House debates
Monday, 1 December 2008
Questions without Notice
Council of Australian Governments
2:42 pm
Wayne Swan (Lilley, Australian Labor Party, Treasurer) Share this | Hansard source
I thank the member for Blaxland for his question. The meeting on the weekend was historic. It was a very important meeting, and there was an agreement which caused a substantial fiscal stimulus to the economy. It will create something like 133,000 jobs, and it is an additional $15.1 billion over five years. That is all important, but what was most important about the agreement on the weekend was not the fact that there was no bickering, although that was welcome, but the long-term reform that was contained in the agreement that was signed and the breadth of that reform across a range of critical policy areas that go to the extent of growth and opportunity in our economy. Whether it was in education, in health, in business, in families or in housing, we had ministers who had been working for well over 12 months with their state counterparts to put in place fundamental reforms for the future which will drive productivity and underscore future prosperity in this economy.
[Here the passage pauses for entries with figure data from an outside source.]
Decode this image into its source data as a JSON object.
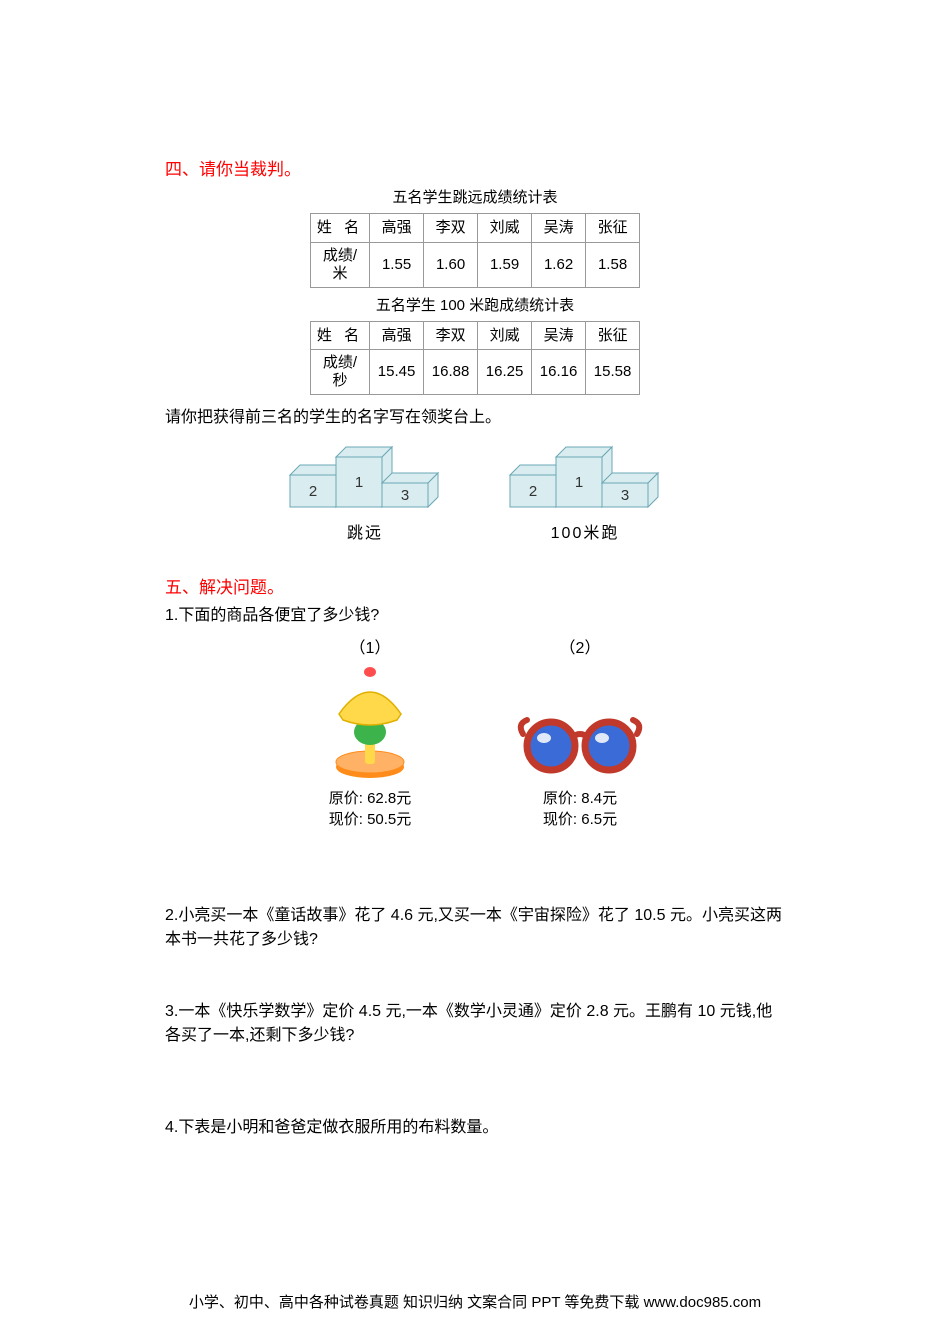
{
  "section4": {
    "title": "四、请你当裁判。",
    "table1": {
      "caption": "五名学生跳远成绩统计表",
      "header_label": "姓 名",
      "row_label_l1": "成绩/",
      "row_label_l2": "米",
      "names": [
        "高强",
        "李双",
        "刘威",
        "吴涛",
        "张征"
      ],
      "values": [
        "1.55",
        "1.60",
        "1.59",
        "1.62",
        "1.58"
      ]
    },
    "table2": {
      "caption": "五名学生 100 米跑成绩统计表",
      "header_label": "姓 名",
      "row_label_l1": "成绩/",
      "row_label_l2": "秒",
      "names": [
        "高强",
        "李双",
        "刘威",
        "吴涛",
        "张征"
      ],
      "values": [
        "15.45",
        "16.88",
        "16.25",
        "16.16",
        "15.58"
      ]
    },
    "instruction": "请你把获得前三名的学生的名字写在领奖台上。",
    "podium": {
      "labels": {
        "p1": "1",
        "p2": "2",
        "p3": "3"
      },
      "caption1": "跳远",
      "caption2": "100米跑",
      "fill": "#d9edf0",
      "stroke": "#6aa7b5"
    }
  },
  "section5": {
    "title": "五、解决问题。",
    "q1": {
      "text": "1.下面的商品各便宜了多少钱?",
      "items": [
        {
          "num": "（1）",
          "orig_label": "原价:",
          "curr_label": "现价:",
          "orig": "62.8元",
          "curr": "50.5元",
          "colors": {
            "shade": "#ffd94a",
            "body": "#3cb44b",
            "base": "#ff8c1a",
            "stem": "#ffd94a"
          }
        },
        {
          "num": "（2）",
          "orig_label": "原价:",
          "curr_label": "现价:",
          "orig": "8.4元",
          "curr": "6.5元",
          "colors": {
            "frame": "#c0392b",
            "lens": "#3b6bd6"
          }
        }
      ]
    },
    "q2": "2.小亮买一本《童话故事》花了 4.6 元,又买一本《宇宙探险》花了 10.5 元。小亮买这两本书一共花了多少钱?",
    "q3": "3.一本《快乐学数学》定价 4.5 元,一本《数学小灵通》定价 2.8 元。王鹏有 10 元钱,他各买了一本,还剩下多少钱?",
    "q4": "4.下表是小明和爸爸定做衣服所用的布料数量。"
  },
  "footer": "小学、初中、高中各种试卷真题 知识归纳 文案合同 PPT 等免费下载   www.doc985.com"
}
What this agreement has done is to build the foundations of future prosperity by putting in place a central microeconomic reform. Whether it is teacher quality, is improving outcomes in disadvantaged schools, preventative health or progressing our movement towards a seamless national economy, this government made very substantial progress. Sometimes we hear those opposite claim that we have done nothing in 12 months, that we have done nothing across a range of areas. Through 12 months all of those ministers have worked hard with state counterparts to put in place the foundations for reform that those opposite could not do in 11 long years. That is the significance of the weekend and that is why it is so important.
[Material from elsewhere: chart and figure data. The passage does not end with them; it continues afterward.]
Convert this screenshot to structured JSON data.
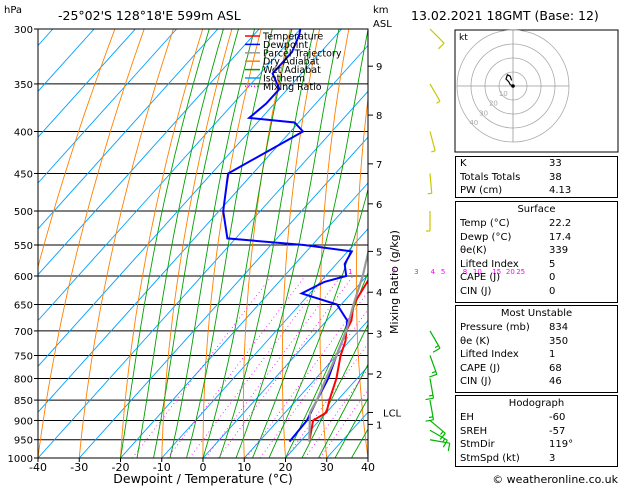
{
  "header": {
    "location": "-25°02'S  128°18'E  599m  ASL",
    "datetime": "13.02.2021  18GMT  (Base: 12)",
    "pressure_unit": "hPa",
    "height_unit_km": "km",
    "height_unit_asl": "ASL"
  },
  "footer": {
    "credit": "© weatheronline.co.uk"
  },
  "legend": [
    {
      "label": "Temperature",
      "color": "#ff0000"
    },
    {
      "label": "Dewpoint",
      "color": "#0000ff"
    },
    {
      "label": "Parcel Trajectory",
      "color": "#999999"
    },
    {
      "label": "Dry Adiabat",
      "color": "#ff8000"
    },
    {
      "label": "Wet Adiabat",
      "color": "#00a000"
    },
    {
      "label": "Isotherm",
      "color": "#00a0ff"
    },
    {
      "label": "Mixing Ratio",
      "color": "#ff00ff"
    }
  ],
  "hodograph": {
    "label": "kt",
    "rings": [
      "10",
      "20",
      "30",
      "40"
    ]
  },
  "stats": {
    "general": [
      {
        "label": "K",
        "value": "33"
      },
      {
        "label": "Totals Totals",
        "value": "38"
      },
      {
        "label": "PW (cm)",
        "value": "4.13"
      }
    ],
    "surface": {
      "title": "Surface",
      "rows": [
        {
          "label": "Temp (°C)",
          "value": "22.2"
        },
        {
          "label": "Dewp (°C)",
          "value": "17.4"
        },
        {
          "label": "θe(K)",
          "value": "339"
        },
        {
          "label": "Lifted Index",
          "value": "5"
        },
        {
          "label": "CAPE (J)",
          "value": "0"
        },
        {
          "label": "CIN (J)",
          "value": "0"
        }
      ]
    },
    "unstable": {
      "title": "Most Unstable",
      "rows": [
        {
          "label": "Pressure (mb)",
          "value": "834"
        },
        {
          "label": "θe (K)",
          "value": "350"
        },
        {
          "label": "Lifted Index",
          "value": "1"
        },
        {
          "label": "CAPE (J)",
          "value": "68"
        },
        {
          "label": "CIN (J)",
          "value": "46"
        }
      ]
    },
    "hodograph": {
      "title": "Hodograph",
      "rows": [
        {
          "label": "EH",
          "value": "-60"
        },
        {
          "label": "SREH",
          "value": "-57"
        },
        {
          "label": "StmDir",
          "value": "119°"
        },
        {
          "label": "StmSpd (kt)",
          "value": "3"
        }
      ]
    }
  },
  "chart_data": {
    "type": "line",
    "title": "-25°02'S  128°18'E  599m  ASL",
    "xlabel": "Dewpoint / Temperature (°C)",
    "ylabel": "hPa",
    "y2label": "Mixing Ratio (g/kg)",
    "y_scale": "log",
    "xlim": [
      -40,
      40
    ],
    "ylim": [
      1000,
      300
    ],
    "x_ticks": [
      -40,
      -30,
      -20,
      -10,
      0,
      10,
      20,
      30,
      40
    ],
    "pressure_levels": [
      300,
      350,
      400,
      450,
      500,
      550,
      600,
      650,
      700,
      750,
      800,
      850,
      900,
      950,
      1000
    ],
    "km_ticks": [
      {
        "km": "1",
        "p": 910
      },
      {
        "km": "2",
        "p": 790
      },
      {
        "km": "3",
        "p": 705
      },
      {
        "km": "4",
        "p": 628
      },
      {
        "km": "5",
        "p": 560
      },
      {
        "km": "6",
        "p": 490
      },
      {
        "km": "7",
        "p": 438
      },
      {
        "km": "8",
        "p": 382
      },
      {
        "km": "9",
        "p": 333
      }
    ],
    "lcl": {
      "label": "LCL",
      "p": 880
    },
    "mixing_ratio_labels": [
      {
        "label": "1",
        "p": 600,
        "t": -4
      },
      {
        "label": "2",
        "p": 600,
        "t": 6.5
      },
      {
        "label": "3",
        "p": 600,
        "t": 12
      },
      {
        "label": "4",
        "p": 600,
        "t": 16
      },
      {
        "label": "5",
        "p": 600,
        "t": 18.5
      },
      {
        "label": "8",
        "p": 600,
        "t": 23.8
      },
      {
        "label": "10",
        "p": 600,
        "t": 26.8
      },
      {
        "label": "15",
        "p": 600,
        "t": 31.5
      },
      {
        "label": "20",
        "p": 600,
        "t": 34.8
      },
      {
        "label": "25",
        "p": 600,
        "t": 37.3
      }
    ],
    "series": [
      {
        "name": "Temperature",
        "color": "#ff0000",
        "points": [
          [
            955,
            22.2
          ],
          [
            900,
            18.5
          ],
          [
            880,
            20
          ],
          [
            850,
            18
          ],
          [
            800,
            15
          ],
          [
            750,
            11
          ],
          [
            720,
            9
          ],
          [
            700,
            7
          ],
          [
            680,
            6
          ],
          [
            650,
            3
          ],
          [
            600,
            1
          ],
          [
            570,
            -3
          ],
          [
            550,
            -3
          ],
          [
            500,
            -9
          ],
          [
            450,
            -16
          ],
          [
            400,
            -22
          ],
          [
            380,
            -25
          ],
          [
            350,
            -31
          ],
          [
            330,
            -34
          ],
          [
            300,
            -40
          ]
        ]
      },
      {
        "name": "Dewpoint",
        "color": "#0000ff",
        "points": [
          [
            955,
            17.4
          ],
          [
            900,
            17
          ],
          [
            850,
            15
          ],
          [
            800,
            13
          ],
          [
            750,
            10
          ],
          [
            700,
            7
          ],
          [
            680,
            5
          ],
          [
            650,
            -1
          ],
          [
            630,
            -12
          ],
          [
            610,
            -9
          ],
          [
            600,
            -5
          ],
          [
            580,
            -8
          ],
          [
            560,
            -9
          ],
          [
            550,
            -22
          ],
          [
            540,
            -42
          ],
          [
            500,
            -49
          ],
          [
            450,
            -56
          ],
          [
            400,
            -47
          ],
          [
            390,
            -51
          ],
          [
            385,
            -63
          ],
          [
            370,
            -62
          ],
          [
            355,
            -62
          ],
          [
            340,
            -67
          ],
          [
            320,
            -67
          ],
          [
            305,
            -69
          ],
          [
            300,
            -70
          ]
        ]
      },
      {
        "name": "Parcel Trajectory",
        "color": "#999999",
        "points": [
          [
            955,
            22.2
          ],
          [
            880,
            16
          ],
          [
            850,
            15
          ],
          [
            800,
            12.5
          ],
          [
            750,
            10
          ],
          [
            700,
            7
          ],
          [
            650,
            3
          ],
          [
            600,
            -1
          ],
          [
            550,
            -6
          ],
          [
            500,
            -11
          ],
          [
            450,
            -17
          ],
          [
            400,
            -24
          ],
          [
            350,
            -32
          ],
          [
            300,
            -42
          ]
        ]
      }
    ],
    "wind_barbs": [
      {
        "p": 300,
        "dir": 135,
        "spd": 10
      },
      {
        "p": 350,
        "dir": 150,
        "spd": 5
      },
      {
        "p": 400,
        "dir": 165,
        "spd": 5
      },
      {
        "p": 450,
        "dir": 175,
        "spd": 5
      },
      {
        "p": 500,
        "dir": 180,
        "spd": 5
      },
      {
        "p": 700,
        "dir": 150,
        "spd": 15
      },
      {
        "p": 750,
        "dir": 160,
        "spd": 15
      },
      {
        "p": 800,
        "dir": 170,
        "spd": 15
      },
      {
        "p": 850,
        "dir": 170,
        "spd": 15
      },
      {
        "p": 900,
        "dir": 130,
        "spd": 15
      },
      {
        "p": 925,
        "dir": 120,
        "spd": 15
      },
      {
        "p": 950,
        "dir": 100,
        "spd": 10
      }
    ],
    "hodograph_trace": [
      [
        0,
        0
      ],
      [
        -2,
        1
      ],
      [
        -3,
        3
      ],
      [
        -5,
        5
      ],
      [
        -4,
        8
      ],
      [
        -2,
        7
      ],
      [
        -1,
        4
      ]
    ]
  }
}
Last year the Productivity Commission undertook a detailed study of what could be gained through cooperative federalism, and the commission found that joined-up efforts on human capital reform alone could result in increases in GDP of around nine per cent after 25 years. That is why this reform is so important. It adds to the productive capacity of the economy in the long term, but so many of the initiatives, particularly in housing and education, generate additional opportunity so that people’s talents are not wasted. So it was a historic reform from that point of view, but it was also a historic reform from the point of view of federal-state relations. The number of specific purpose payments was reduced from over 90 to five—a very significant break with the past—and, of course, the introduction of incentives to drive reform at the state level was also important, and also new measures of transparency so the impact of policy can be measured over time. All of these things were important. So this new federal structure which has been put in place will create jobs, it will drive reform and it will stimulate our economy.